For information about how SDV works, see
Static Driver Verifier in the Windows Driver Kit (WDK) documentation. All references discussed in this article are listed in the "Resources" section at the end of this article.
SDV and Microsoft Research
The Microsoft Research (MSR) Software Productivity Tools team invested several years' work to create an engine that performs an automatic check for whether a C-based program correctly uses the interfaces to an external library. This project, called SLAM at MSR, resulted in a powerful analysis engine that has been incorporated into SDV.
To quote the Microsoft Research team, from "Providing a Template for Tech Transfer" on the MSR Web site:
Choice of Problem. "We chose a critical, but not insurmountable, problem domain to work on (device drivers). ...We had access to the Windows source code and the source code of the device drivers. We also had extensive access to the foremost experts on device drivers and Windows."

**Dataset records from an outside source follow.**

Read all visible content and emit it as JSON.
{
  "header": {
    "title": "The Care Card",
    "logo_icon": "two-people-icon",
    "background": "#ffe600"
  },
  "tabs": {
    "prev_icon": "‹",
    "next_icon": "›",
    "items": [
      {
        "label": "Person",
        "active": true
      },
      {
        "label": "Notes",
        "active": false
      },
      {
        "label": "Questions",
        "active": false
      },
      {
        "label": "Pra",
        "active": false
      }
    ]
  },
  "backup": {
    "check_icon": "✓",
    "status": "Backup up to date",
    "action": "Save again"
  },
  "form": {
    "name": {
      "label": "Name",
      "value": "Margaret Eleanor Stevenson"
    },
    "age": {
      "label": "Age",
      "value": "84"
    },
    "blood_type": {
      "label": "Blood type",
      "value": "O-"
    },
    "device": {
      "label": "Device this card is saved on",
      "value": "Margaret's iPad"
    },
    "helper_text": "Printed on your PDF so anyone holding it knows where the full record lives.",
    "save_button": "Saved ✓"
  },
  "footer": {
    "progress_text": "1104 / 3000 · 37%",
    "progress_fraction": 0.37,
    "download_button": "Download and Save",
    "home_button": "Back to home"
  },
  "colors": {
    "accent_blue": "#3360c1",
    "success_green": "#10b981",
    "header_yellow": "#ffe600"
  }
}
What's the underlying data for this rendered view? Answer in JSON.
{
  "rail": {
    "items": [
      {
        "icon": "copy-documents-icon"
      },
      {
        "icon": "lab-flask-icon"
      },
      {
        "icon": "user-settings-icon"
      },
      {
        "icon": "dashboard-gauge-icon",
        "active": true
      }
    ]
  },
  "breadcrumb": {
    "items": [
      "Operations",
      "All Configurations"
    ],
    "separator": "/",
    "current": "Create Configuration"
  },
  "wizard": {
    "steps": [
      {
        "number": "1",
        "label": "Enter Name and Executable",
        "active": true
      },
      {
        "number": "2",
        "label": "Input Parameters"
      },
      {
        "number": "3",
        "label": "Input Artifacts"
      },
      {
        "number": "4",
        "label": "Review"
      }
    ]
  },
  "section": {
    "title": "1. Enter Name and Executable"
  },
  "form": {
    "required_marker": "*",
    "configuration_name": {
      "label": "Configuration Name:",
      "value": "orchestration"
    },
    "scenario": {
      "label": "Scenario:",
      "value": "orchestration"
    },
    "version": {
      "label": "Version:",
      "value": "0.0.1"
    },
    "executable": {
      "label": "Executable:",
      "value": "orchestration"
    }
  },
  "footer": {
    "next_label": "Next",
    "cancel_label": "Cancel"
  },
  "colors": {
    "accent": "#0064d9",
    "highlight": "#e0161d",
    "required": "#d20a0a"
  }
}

Standing on Shoulders. "SLAM builds on decades of research in formal methods and programming languages. We are fortunate to have had many people contribute to SLAM and SDV, both in Microsoft Research, the Windows Division, as well as from outside Microsoft."
Research Environment. "Microsoft's industrial research environment and general hands-on/can-do culture allowed us great freedom in which to attempt a risky solution to a big problem, and provided support when we needed it the most."
Software Engineering. "We developed SLAM in an 'open' architectural style using very simple conceptual interfaces for each of its core components. This allowed us to experiment quickly with various tools and settle on a set of algorithms that we felt best solved the problem. This architecture also allows us to reconfigure the various components easily in response to new problems."
The Right Tools for the Job. "We developed SLAM using the French research institute INRIA's Objective Caml functional programming language. The expressiveness of this language and robustness of its implementations provided a great productivity boost."
SDV is now used within Microsoft and is included in releases of the
Windows Driver Kit (WDK). SDV is one of the tools that enables Microsoft and its partners to deliver higher-quality device drivers.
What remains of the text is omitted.